The sector-specific emphasis varies. For industrial and manufacturing firms, where production downtime compounds quickly, Ma recommends frequent, tested backups of OT and production systems alongside rehearsed failover procedures and manual workarounds. For healthcare and financial services organizations, the priority shifts toward data minimization, segmentation, and auditability. “Even if attackers steal data, there’s less for them to weaponize, and a path to address through notification and regulatory response,” Ma said.
VPNs remain a primary entry point
VPNs were the most frequently targeted technology in ransomware incidents, appearing in 59% of cases where the compromised technology was confirmed. Remote desktop applications accounted for 14%. SonicWall was the most frequently targeted vendor, followed by Fortinet, Cisco, Citrix, and Palo Alto Networks.
Organizations with VPN login panels exposed to the public internet were three to four times more likely to experience a cyber incident than those without that exposure. Remote desktop application exposure carried an even wider range, with affected organizations three to eight times more likely to report a claim.

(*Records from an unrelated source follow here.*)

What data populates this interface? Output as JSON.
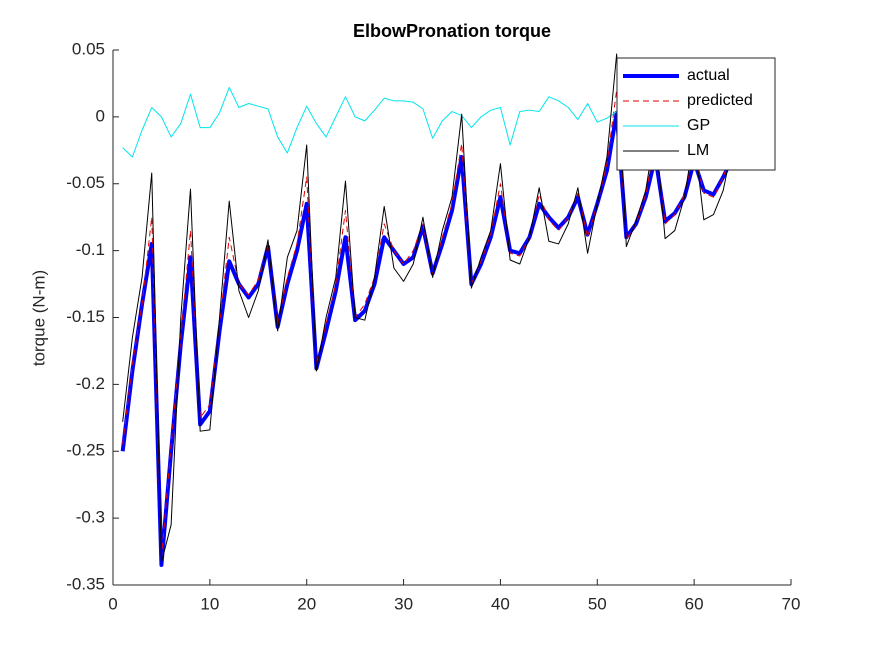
{
  "chart_data": {
    "type": "line",
    "title": "ElbowPronation torque",
    "ylabel": "torque (N-m)",
    "x": [
      1,
      2,
      3,
      4,
      5,
      6,
      7,
      8,
      9,
      10,
      11,
      12,
      13,
      14,
      15,
      16,
      17,
      18,
      19,
      20,
      21,
      22,
      23,
      24,
      25,
      26,
      27,
      28,
      29,
      30,
      31,
      32,
      33,
      34,
      35,
      36,
      37,
      38,
      39,
      40,
      41,
      42,
      43,
      44,
      45,
      46,
      47,
      48,
      49,
      50,
      51,
      52,
      53,
      54,
      55,
      56,
      57,
      58,
      59,
      60,
      61,
      62,
      63,
      64
    ],
    "series": [
      {
        "name": "actual",
        "color": "#0000ff",
        "values": [
          -0.25,
          -0.19,
          -0.14,
          -0.095,
          -0.335,
          -0.25,
          -0.17,
          -0.105,
          -0.23,
          -0.22,
          -0.16,
          -0.108,
          -0.125,
          -0.135,
          -0.125,
          -0.097,
          -0.157,
          -0.125,
          -0.1,
          -0.065,
          -0.188,
          -0.16,
          -0.13,
          -0.09,
          -0.152,
          -0.145,
          -0.125,
          -0.09,
          -0.1,
          -0.11,
          -0.105,
          -0.082,
          -0.117,
          -0.095,
          -0.07,
          -0.03,
          -0.125,
          -0.11,
          -0.09,
          -0.06,
          -0.1,
          -0.102,
          -0.09,
          -0.065,
          -0.075,
          -0.083,
          -0.075,
          -0.06,
          -0.088,
          -0.065,
          -0.04,
          0.003,
          -0.09,
          -0.08,
          -0.06,
          -0.03,
          -0.078,
          -0.072,
          -0.06,
          -0.033,
          -0.055,
          -0.058,
          -0.045,
          -0.03
        ]
      },
      {
        "name": "predicted",
        "color": "#e00000",
        "values": [
          -0.245,
          -0.185,
          -0.14,
          -0.075,
          -0.33,
          -0.245,
          -0.165,
          -0.085,
          -0.225,
          -0.215,
          -0.155,
          -0.09,
          -0.125,
          -0.133,
          -0.122,
          -0.095,
          -0.155,
          -0.12,
          -0.095,
          -0.045,
          -0.185,
          -0.155,
          -0.125,
          -0.07,
          -0.15,
          -0.14,
          -0.12,
          -0.08,
          -0.1,
          -0.11,
          -0.1,
          -0.08,
          -0.118,
          -0.09,
          -0.065,
          -0.02,
          -0.125,
          -0.108,
          -0.088,
          -0.05,
          -0.102,
          -0.104,
          -0.09,
          -0.058,
          -0.077,
          -0.085,
          -0.075,
          -0.057,
          -0.09,
          -0.065,
          -0.035,
          0.02,
          -0.092,
          -0.08,
          -0.058,
          -0.02,
          -0.08,
          -0.073,
          -0.058,
          -0.025,
          -0.057,
          -0.06,
          -0.045,
          -0.025
        ]
      },
      {
        "name": "GP",
        "color": "#00e5ee",
        "values": [
          -0.023,
          -0.03,
          -0.01,
          0.007,
          0,
          -0.015,
          -0.005,
          0.017,
          -0.008,
          -0.008,
          0.003,
          0.022,
          0.007,
          0.01,
          0.008,
          0.006,
          -0.015,
          -0.027,
          -0.008,
          0.008,
          -0.005,
          -0.015,
          0,
          0.015,
          0,
          -0.003,
          0.005,
          0.014,
          0.012,
          0.012,
          0.011,
          0.006,
          -0.016,
          -0.003,
          0.004,
          0.001,
          -0.008,
          0,
          0.005,
          0.007,
          -0.021,
          0.004,
          0.005,
          0.004,
          0.015,
          0.012,
          0.007,
          -0.002,
          0.01,
          -0.004,
          -0.001,
          0.004,
          0.002,
          0.005,
          0.003,
          0.008,
          0.004,
          0.006,
          0.002,
          0.006,
          0.003,
          0.005,
          0.004,
          0.006
        ]
      },
      {
        "name": "LM",
        "color": "#000000",
        "values": [
          -0.228,
          -0.165,
          -0.12,
          -0.042,
          -0.333,
          -0.305,
          -0.15,
          -0.054,
          -0.235,
          -0.234,
          -0.15,
          -0.063,
          -0.13,
          -0.15,
          -0.13,
          -0.092,
          -0.16,
          -0.105,
          -0.085,
          -0.021,
          -0.19,
          -0.15,
          -0.12,
          -0.048,
          -0.15,
          -0.152,
          -0.12,
          -0.067,
          -0.113,
          -0.123,
          -0.11,
          -0.075,
          -0.12,
          -0.085,
          -0.06,
          0.002,
          -0.128,
          -0.105,
          -0.085,
          -0.035,
          -0.107,
          -0.11,
          -0.09,
          -0.053,
          -0.093,
          -0.095,
          -0.08,
          -0.053,
          -0.102,
          -0.065,
          -0.03,
          0.047,
          -0.097,
          -0.078,
          -0.055,
          -0.01,
          -0.091,
          -0.085,
          -0.06,
          -0.015,
          -0.077,
          -0.073,
          -0.055,
          -0.02
        ]
      }
    ],
    "xlim": [
      0,
      70
    ],
    "xticks": [
      0,
      10,
      20,
      30,
      40,
      50,
      60,
      70
    ],
    "ylim": [
      -0.35,
      0.05
    ],
    "yticks": [
      -0.35,
      -0.3,
      -0.25,
      -0.2,
      -0.15,
      -0.1,
      -0.05,
      0,
      0.05
    ],
    "legend": "northeast"
  }
}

Software exploits were the leading attack vector in ransomware incidents at 38%, reflecting the use of automated scanning tools to find unpatched vulnerabilities in internet-facing devices. Compromised credentials followed at 27%.
Overall frequency and severity trends
Global claims frequency across all event types rose 3% year over year to 1.54%. Global average severity fell 19% to $116,000. Sixty-four percent of closed claims were resolved with no out-of-pocket cost to the policyholder.
On the privacy liability side, 72% of privacy rights allegations cited the California Invasion of Privacy Act, a 1967 statute now applied to web-tracking technologies including session replay tools and chat features embedded in websites.